Approaching its fourth model year, it’s entirely appropriate for the Buick Envision to undergo a round of updates for 2019. A mid-range crossover needs to be fresh, on its toes, primed for a fight.
Yet in addition to the Envision’s newly optional nine-speed automatic, greater 2.0T torque, mild styling alterations, and a number of less noteworthy changes comes one vital adjustment.
The 2019 Buick Envision will also be cheaper.
Until the present, the Envision hasn’t been a sales flop for GM’s near-luxury brand. But it’s certainly been no raging success, trailing both the more costly three-row Enclave and smaller Encore in U.S. sales volume despite sitting in the meat of the market.
In 2017, Buick reported more than two U.S. Encore sales for every one Envision sale. And even as the outdated Enclave reached the end of its tenure in 2017, the brand’s flagship was still outselling the more affordable Envision, as well. That trend has continued through the first one-sixth of 2018: the Encore is 94-percent more popular than the Envision; Enclave sales are up 3 percent, year-over-year, to 5,858 units while Envision sales are flat at 5,329.
The problem is not related to an inventory shortfall. (More to the point, the 2019 price cut should theoretically help draw down inventory, and not just in the future. Buick dealers won’t be able to sell 2018 Envisions for more money than the updated 2019 Envision.) Cars.com is currently showing 14,600 Envisions in stock at U.S. dealers. More than 6,000 of those Encores aren’t current model year vehicles – they’re 2017s. A handful are even leftover 2016s that still haven’t sold.
So why has Buick seen its mid-range SUV pile up at dealers, with the company currently holding onto roughly five months’ of Envision supply?
To put it simply, Buick is selling far fewer Envisions than its Chinese factory is building. But the reasons for the Envision’s underwhelming marketplace performance are varied.
- The Chinese assembly location could soften demand, albeit likely only in the most modest way. U.S. consumers have long been acquiring vehicles built far away from America, including countries with low-wage labour.
- Early reviews weren’t positive. Consumer Reports said in June 2016 that the, “New 2016 Buick Envision SUV Proves Disappointing.” Car & Driver criticized the base engine and handling. Among other things, Autoweek complained about the expense, saying that “The hefty MSRP reflects that, and it almost makes you wonder why the company even brought this over here.”
- The launch plan was awry from the get-go. The decidedly-not-hi-lux Envision was first released only with the turbo and AWD in Premium 1 ($42,995) and Premium II ($45,635) iterations.

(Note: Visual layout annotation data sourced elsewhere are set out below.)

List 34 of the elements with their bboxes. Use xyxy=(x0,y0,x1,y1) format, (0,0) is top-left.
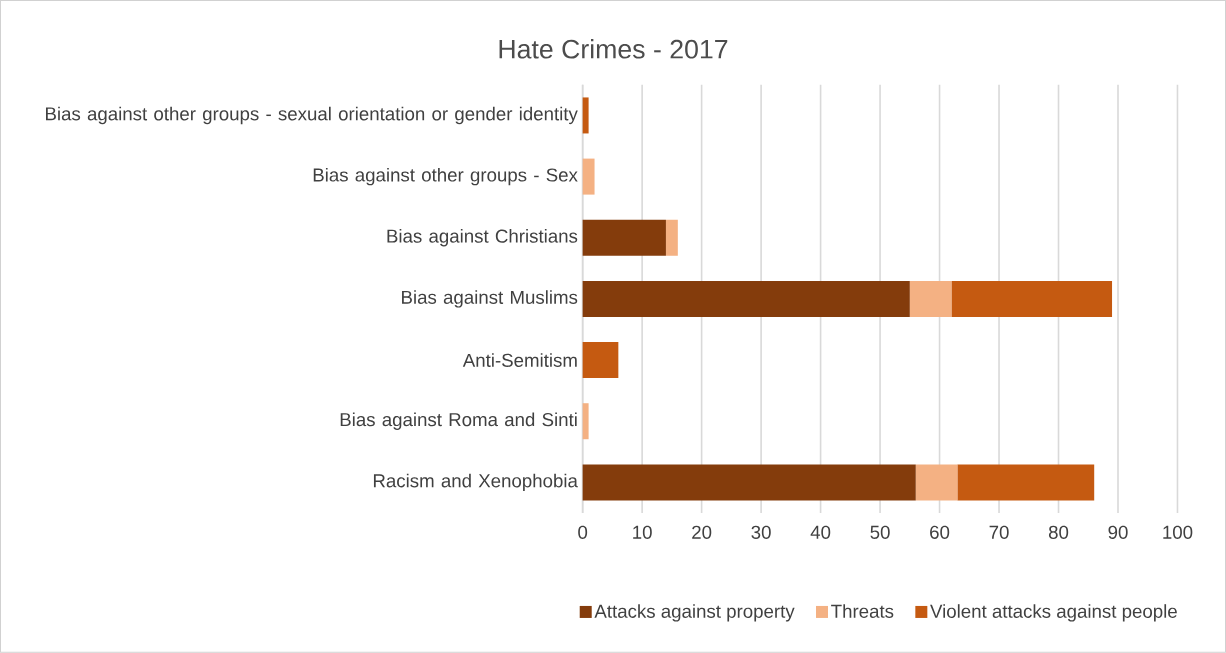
y-tick-label: Anti-Semitism xyxy=(462,353,577,368)
y-tick-label: Bias against other groups - sexual orientation or gender identity xyxy=(46,106,578,125)
x-tick-label: 100 xyxy=(1163,525,1193,539)
x-tick-label: 40 xyxy=(810,525,831,539)
x-tick-label: 20 xyxy=(692,525,712,539)
bar xyxy=(582,158,595,195)
x-tick-label: 0 xyxy=(578,525,588,539)
bar xyxy=(582,464,916,501)
bar xyxy=(915,464,958,501)
x-tick-label: 30 xyxy=(751,525,771,539)
x-tick-label: 80 xyxy=(1048,525,1069,539)
legend-label: Threats xyxy=(831,604,894,618)
bar xyxy=(582,342,619,379)
bar xyxy=(665,219,678,256)
bar xyxy=(957,464,1095,501)
x-tick-label: 10 xyxy=(633,525,652,539)
x-tick-label: 70 xyxy=(989,525,1009,539)
legend-label: Attacks against property xyxy=(594,604,795,622)
bar xyxy=(909,280,952,317)
bar xyxy=(582,219,666,256)
bar xyxy=(582,280,910,317)
y-tick-label: Bias against Roma and Sinti xyxy=(340,412,577,430)
bar xyxy=(582,97,589,134)
y-tick-label: Racism and Xenophobia xyxy=(373,473,578,492)
y-tick-label: Bias against Christians xyxy=(387,229,578,247)
x-tick-label: 90 xyxy=(1108,525,1128,539)
x-tick-label: 50 xyxy=(870,525,890,539)
x-tick-label: 60 xyxy=(930,525,950,539)
chart-title: Hate Crimes - 2017 xyxy=(499,39,728,59)
y-tick-label: Bias against Muslims xyxy=(402,290,578,308)
legend-label: Violent attacks against people xyxy=(930,604,1177,622)
y-tick-label: Bias against other groups - Sex xyxy=(313,167,578,186)
bar xyxy=(951,280,1113,317)
bar xyxy=(582,403,589,440)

- By the time the $34,995 Encore was released for 2017, it was comparably priced with Buick’s hoped-for rivals – Acura RDX, Lincoln MKC, and Lexus NX – but the Buick was dramatically underpowered in that sector and lacked the prestige and premium feel.
- The 197-horsepower 2.5-liter base engine is strained when prodded and is accompanied by poor steering and an interior with blanked out switches, brown cloth, awkwardly intersections materials.
- It’s not just the premium-badged competition that embarrasses the Envision. More spacious and more powerful GMC Acadias are comparably priced; a similarly-sized Chevrolet Equinox is far better equipped at the Envision’s price.
Now Buick plans to release a 2019 Envision with a $32,990 price point, saying, the changes “expand on the Envision’s growing popularity.”
But if the Envision was increasingly popular, why drop the price? “The new pricing strategy not only puts the Envision in the heart of the industry’s largest segment,” Buick says, “but also better positions it in relation to Encore, our top-selling nameplate.” In other words, Buick wants the step from Encore to Envision to shrink, because the previous leap revealed the Envision’s poor product positioning.
Indeed, customers simply had, have, (and will likely continue to have) better options for their money. As a result, Acura sells 25-percent more RDXs, Lexus sells 45-percent more NXs.
The Buick Envision isn’t inherently unappealing. Yet because of its excessively premium price, it was unappealing in the current market. The modest price cut won’t change that. For the Envision to truly develop a following, the Envision’s price would have to be far more Chevrolet; far less Cadillac.